Everything flew generally on time and according to plan.    

And then one night a few weeks ago I headed upstairs to drop the new copy of Sports Illustrated on his bed and found myself in the center of his empty room.  There were lots of days like this, with work, friends, and his own angst changing the household routine, I would leave before he was up and he was out when I went to bed.  His job as an 18-year old waiter conflicted with my schedule as a human.  I could go days without seeing his face. 

I hadn’t been in his room in weeks.  It used to be a regular hang out.  At first to tuck him in, read a book, make sure he was asleep, then make sure he was home.  It was a place where serious talks took place and stories were told in the confidence of darkness.  

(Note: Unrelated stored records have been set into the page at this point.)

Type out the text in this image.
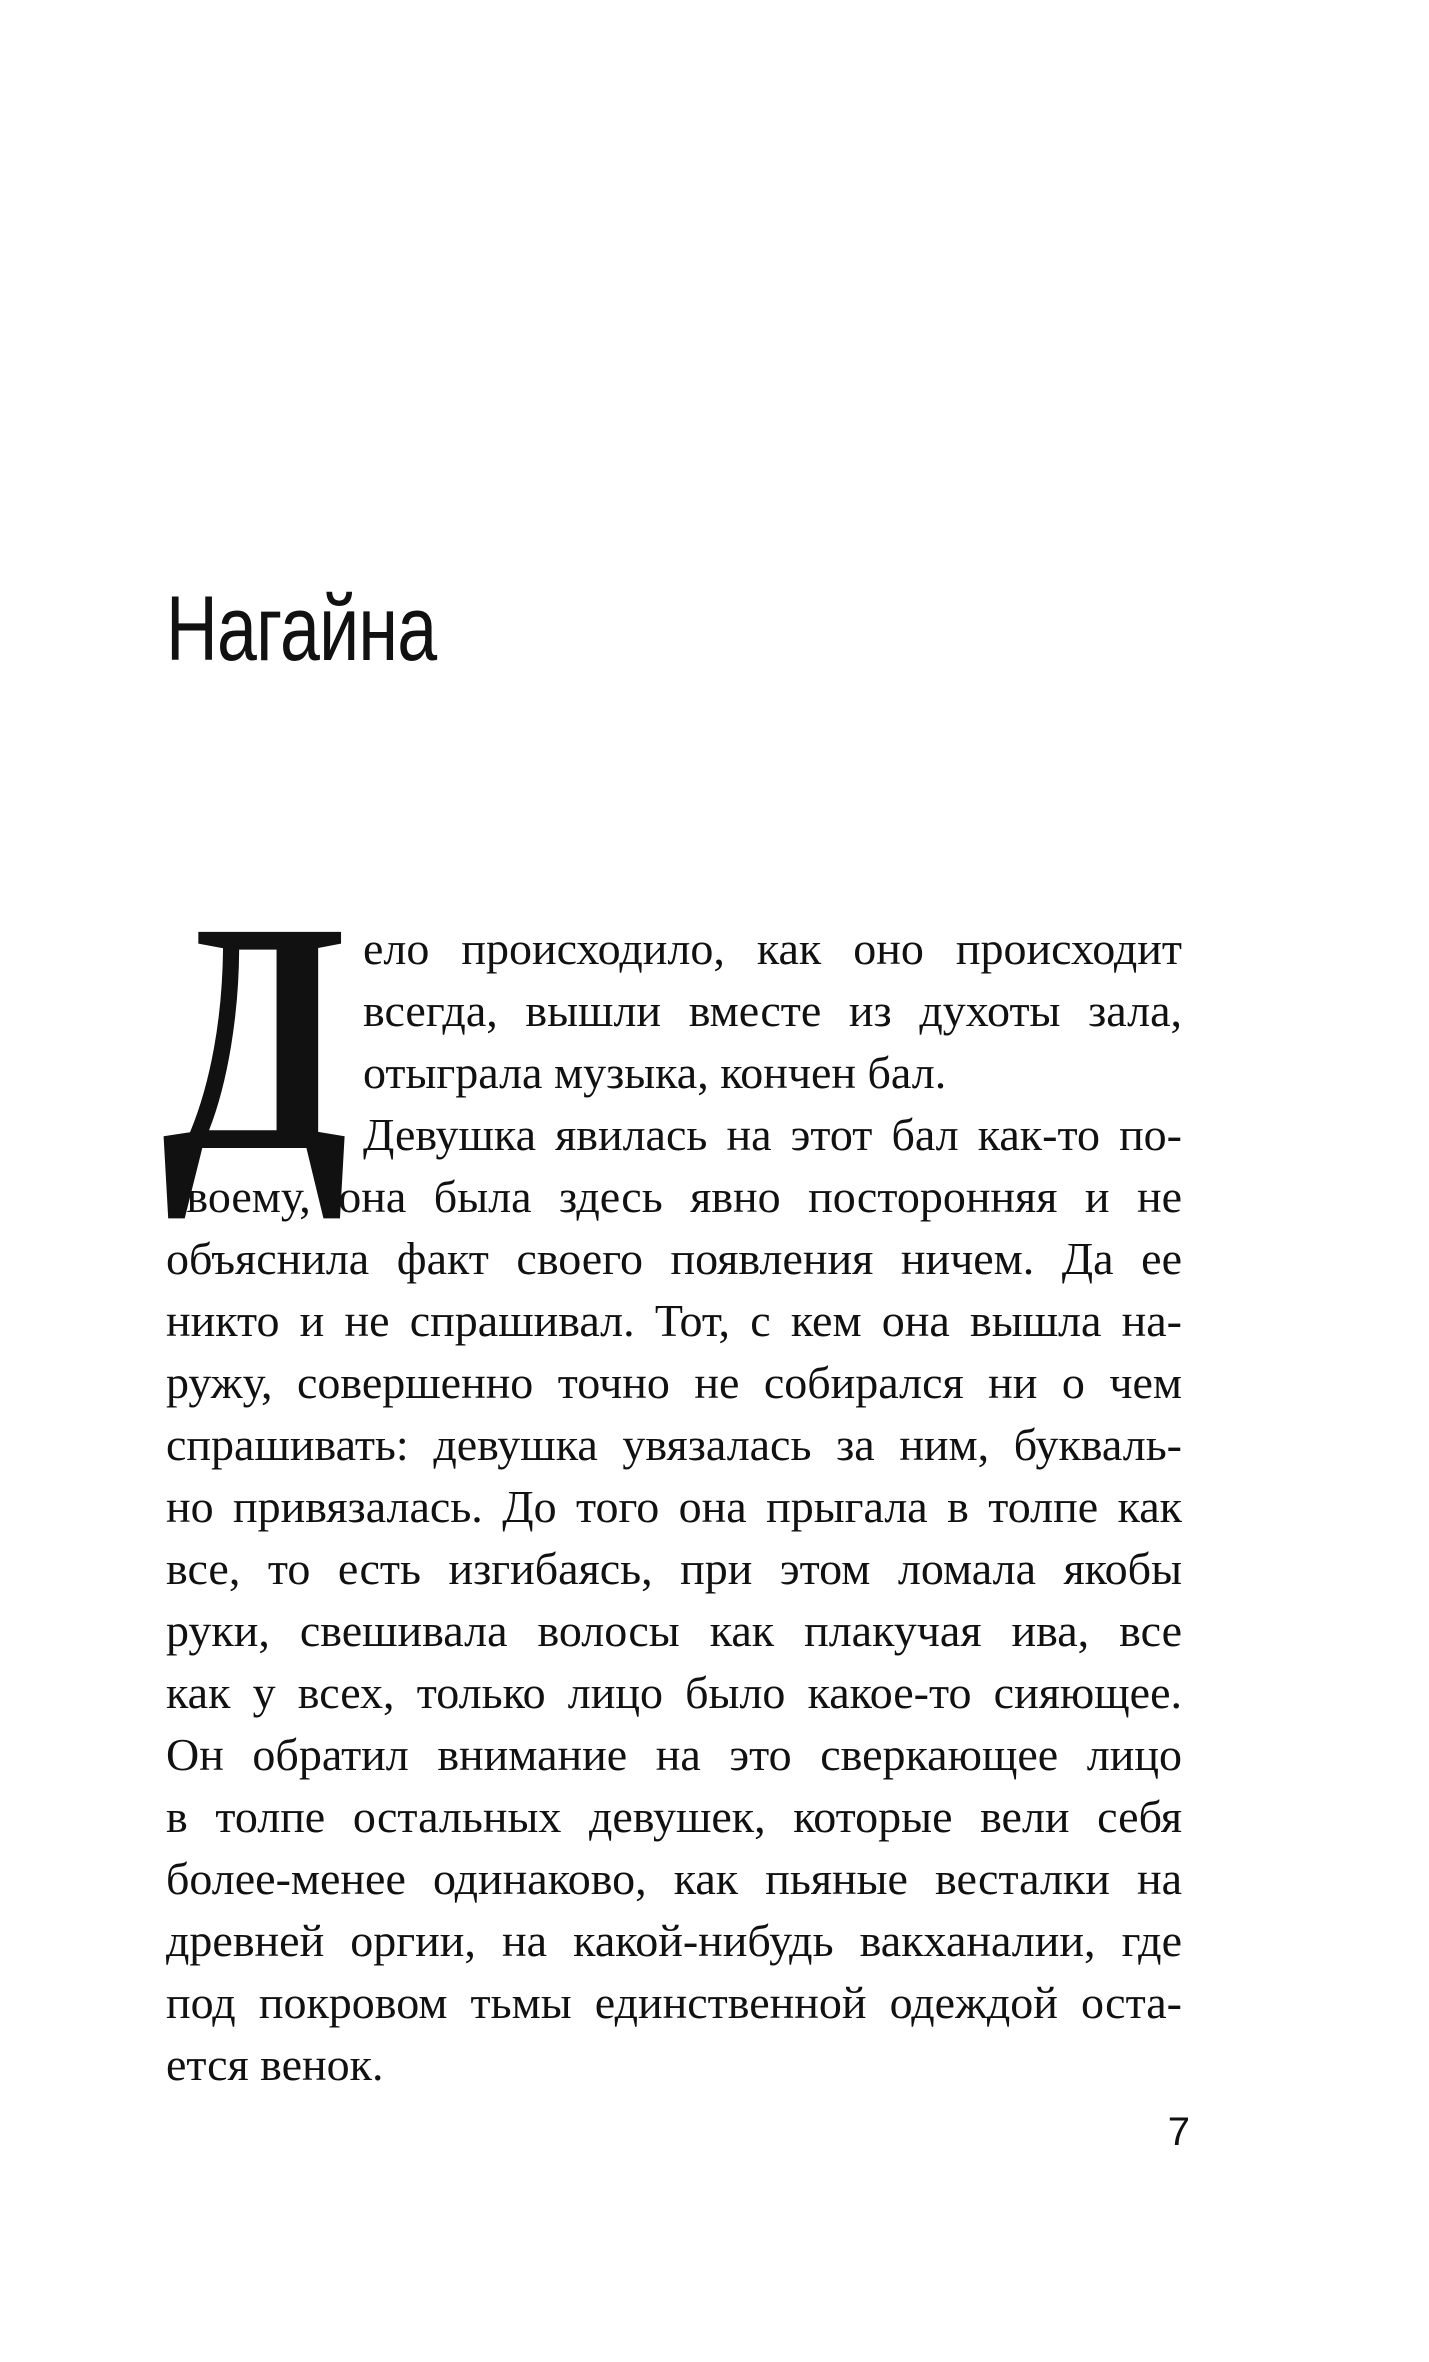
Нагайна
Д ело происходило, как оно происходит
всегда, вышли вместе из духоты зала,
отыграла музыка, кончен бал.
Девушка явилась на этот бал как-то по-
своему, она была здесь явно посторонняя и не
объяснила факт своего появления ничем. Да ее
никто и не спрашивал. Тот, с кем она вышла на-
ружу, совершенно точно не собирался ни о чем
спрашивать: девушка увязалась за ним, букваль-
но привязалась. До того она прыгала в толпе как
все, то есть изгибаясь, при этом ломала якобы
руки, свешивала волосы как плакучая ива, все
как у всех, только лицо было какое-то сияющее.
Он обратил внимание на это сверкающее лицо
в толпе остальных девушек, которые вели себя
более-менее одинаково, как пьяные весталки на
древней оргии, на какой-нибудь вакханалии, где
под покровом тьмы единственной одеждой оста-
ется венок.
7
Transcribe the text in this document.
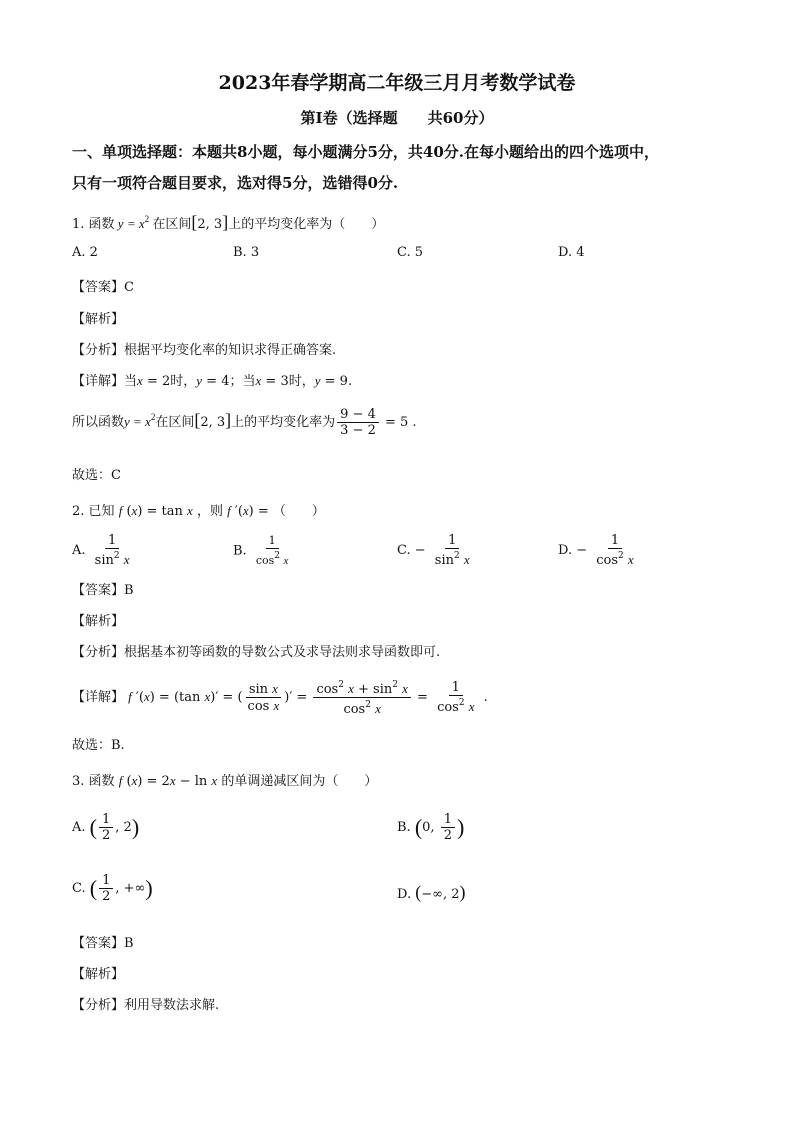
2023年春学期高二年级三月月考数学试卷
第I卷（选择题　　共60分）
一、单项选择题：本题共8小题，每小题满分5分，共40分.在每小题给出的四个选项中，
只有一项符合题目要求，选对得5分，选错得0分.
1. 函数 $y = x^2$ 在区间[2, 3]上的平均变化率为（　　）
A. 2	B. 3	C. 5	D. 4
【答案】C
【解析】
【分析】根据平均变化率的知识求得正确答案.
【详解】当x = 2时，y = 4；当x = 3时，y = 9.
所以函数$y = x^2$在区间[2, 3]上的平均变化率为 $\frac{9 - 4}{3 - 2} = 5$ .
故选：C
2. 已知 f (x) = tan x ，则 f ′(x) = （　　）
A. $\frac{1}{\sin^2 x}$	B. $\frac{1}{\cos^2 x}$	C. − $\frac{1}{\sin^2 x}$	D. − $\frac{1}{\cos^2 x}$
【答案】B
【解析】
【分析】根据基本初等函数的导数公式及求导法则求导函数即可.
【详解】 f ′(x) = (tan x)′ = ( $\frac{\text{sin x}}{\text{cos x}}$ )′ = $\frac{\cos^2 x + \sin^2 x}{\cos^2 x} = \frac{1}{\cos^2 x}$ .
故选：B.
3. 函数 f (x) = 2x − ln x 的单调递减区间为（　　）
A. ( $\frac{1}{2}$ , 2)	B. (0, $\frac{1}{2}$ )
C. ( $\frac{1}{2}$ , +∞)	D. (−∞, 2)
【答案】B
【解析】
【分析】利用导数法求解.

And now I stood in a foreign zone, duffle bags splayed open like patients on an operating table, packages of t-shirts and socks, various dorm room requirements, fresh toiletries still in their packaging.  Along the perimeter was his past.  An outer ring of memorabilia that tracked his childhood: 

A baseball glove, a collage of pictures with kids from another neighborhood, stacks of books from various years, NarniaTo Kill a Mockingbird, The Road. Some are dog eared, some un-cracked.  Old bobble heads, long-forgotten ticket stubs, a sea shell, baseball caps of all sizes, a faded art project, a piggy bank stuffed with pennies, a replica of the Forum, an empty Coke bottle from Israel, a deconstructed science project.

A friend of mine calls this a “memory minefield.”  These places that shake us with their history, of a time that no longer exists.  

I look for them in every room, every block of our neighborhood, every memento.  The school, the restaurants, a dent on the couch, things from a different era, when the house had a different rhythm. Gerson said that parenthood is a lesson in humility: “The very best thing about your life is a short stage in someone else’s story.”

Hunting around these corners, preparing myself for these moments, I realized that while I was still on stage, he was already gone.  Off on his new adventure, while I am here with the memories, a minefield for me, a past for him.